ACKNOWLEDGEMENT
The contents of this notebook are adapted from John D. Wittenauer's notebooks that cover the exercises in Andrew Ng's course on Machine Learning on Coursera. This is mostly Wittenauer's and Ng's work and acknowledged as such.
Linear regression has been in use for hundreds of years. What place does it have in the shiny new field of machine learning? It's the same end result you've learned in your stats classes, but the method for getting there is via the steps of thinking like a machine outlined in Chapter 1. We'll go through these steps again in this chapter.
You're the CEO of a restaurant franchise. Your restaurants operate in a number of small towns. You're thinking of how to grow the business. Where's the best place to put the next restaurant?

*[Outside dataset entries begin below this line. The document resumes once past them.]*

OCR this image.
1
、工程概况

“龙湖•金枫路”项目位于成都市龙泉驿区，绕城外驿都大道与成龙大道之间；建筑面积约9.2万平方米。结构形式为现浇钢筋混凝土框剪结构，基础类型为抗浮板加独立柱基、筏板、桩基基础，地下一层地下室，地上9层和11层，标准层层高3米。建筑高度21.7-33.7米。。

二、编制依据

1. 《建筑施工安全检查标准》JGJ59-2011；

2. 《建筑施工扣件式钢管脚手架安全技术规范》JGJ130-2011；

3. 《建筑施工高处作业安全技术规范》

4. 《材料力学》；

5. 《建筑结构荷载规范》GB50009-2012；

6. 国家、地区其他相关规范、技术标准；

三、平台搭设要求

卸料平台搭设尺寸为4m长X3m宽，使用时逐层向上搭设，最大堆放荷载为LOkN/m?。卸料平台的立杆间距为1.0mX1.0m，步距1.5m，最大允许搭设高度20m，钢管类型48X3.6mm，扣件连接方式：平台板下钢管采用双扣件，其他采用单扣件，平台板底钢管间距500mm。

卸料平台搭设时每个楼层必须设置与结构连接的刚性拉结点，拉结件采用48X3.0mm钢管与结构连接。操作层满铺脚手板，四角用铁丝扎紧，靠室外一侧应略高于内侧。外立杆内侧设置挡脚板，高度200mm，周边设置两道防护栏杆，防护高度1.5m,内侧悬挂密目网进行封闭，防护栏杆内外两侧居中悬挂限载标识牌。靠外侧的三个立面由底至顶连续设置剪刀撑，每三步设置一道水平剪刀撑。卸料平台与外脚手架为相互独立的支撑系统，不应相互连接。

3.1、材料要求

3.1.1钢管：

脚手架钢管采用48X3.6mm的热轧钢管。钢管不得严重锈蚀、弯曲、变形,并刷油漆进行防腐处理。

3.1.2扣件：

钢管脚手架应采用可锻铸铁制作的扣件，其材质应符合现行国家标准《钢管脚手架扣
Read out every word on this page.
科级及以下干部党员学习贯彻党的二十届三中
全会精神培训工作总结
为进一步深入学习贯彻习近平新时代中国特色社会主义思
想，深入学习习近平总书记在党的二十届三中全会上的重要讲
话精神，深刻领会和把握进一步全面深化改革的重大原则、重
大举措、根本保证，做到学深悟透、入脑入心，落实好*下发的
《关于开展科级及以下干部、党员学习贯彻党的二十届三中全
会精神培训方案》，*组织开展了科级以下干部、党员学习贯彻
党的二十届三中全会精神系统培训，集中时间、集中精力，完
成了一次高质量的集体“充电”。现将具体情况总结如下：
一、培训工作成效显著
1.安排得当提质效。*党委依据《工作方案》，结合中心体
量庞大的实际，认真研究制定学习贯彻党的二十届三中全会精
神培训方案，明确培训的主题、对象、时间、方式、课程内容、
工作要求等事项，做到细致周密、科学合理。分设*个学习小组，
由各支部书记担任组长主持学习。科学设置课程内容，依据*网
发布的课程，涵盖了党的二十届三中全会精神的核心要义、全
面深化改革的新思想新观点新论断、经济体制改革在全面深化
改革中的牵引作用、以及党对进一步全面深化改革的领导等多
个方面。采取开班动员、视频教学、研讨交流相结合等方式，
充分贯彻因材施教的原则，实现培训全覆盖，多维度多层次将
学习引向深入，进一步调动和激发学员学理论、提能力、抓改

For each restaurant your company owns and operates, you have the population of the town the restaurant is located in and the most recent year's profit generated by the restaurant. Let's have a look at this data.
In [1]:
# Load up the data
import numpy as np
import pandas as pd
import matplotlib.pyplot as plt
%matplotlib inline
import seaborn as sns
In [2]:
import os
path = os.getcwd() + '/Data/ex1data1.txt'
data = pd.read_csv(path, header=None, names=['Population', 'Profit'])
In [3]:
# Quick check on what we have
data.shape
Out[3]:
The first few rows of our data look like this:
In [4]:
data.head()
Out[4]:
The complete data set can be described using the traditional statistical descriptors:
In [5]:
data.describe()
Out[5]:
In [6]:
data.plot.scatter(x='Population', y='Profit', figsize=(8,5))
Out[6]:
For this data, we have a single input -- town population. We have 97 different town populations in our dataset. That's 97 different values for our single input variable. Keep in mind that each value is in 10,000s. So multipy the value you see by 10,000 to get the actual value of the population.
In [8]:
# Here are the input values
# Number of colums in our dataset
cols = data.shape[1]
# Inputs are in the first column - indexed as 0
X = data.iloc[:, 0:cols-1]
print "number of columns %d" %cols
print "sample inputs \n %s" %X.head()
The output is annual restaurant profit. For each value of the input we have a value for the output. Keep in mind that each value is in \$10,000s. So multipy the value you see by \$10,000 to get the actual annual profit for the restaurant.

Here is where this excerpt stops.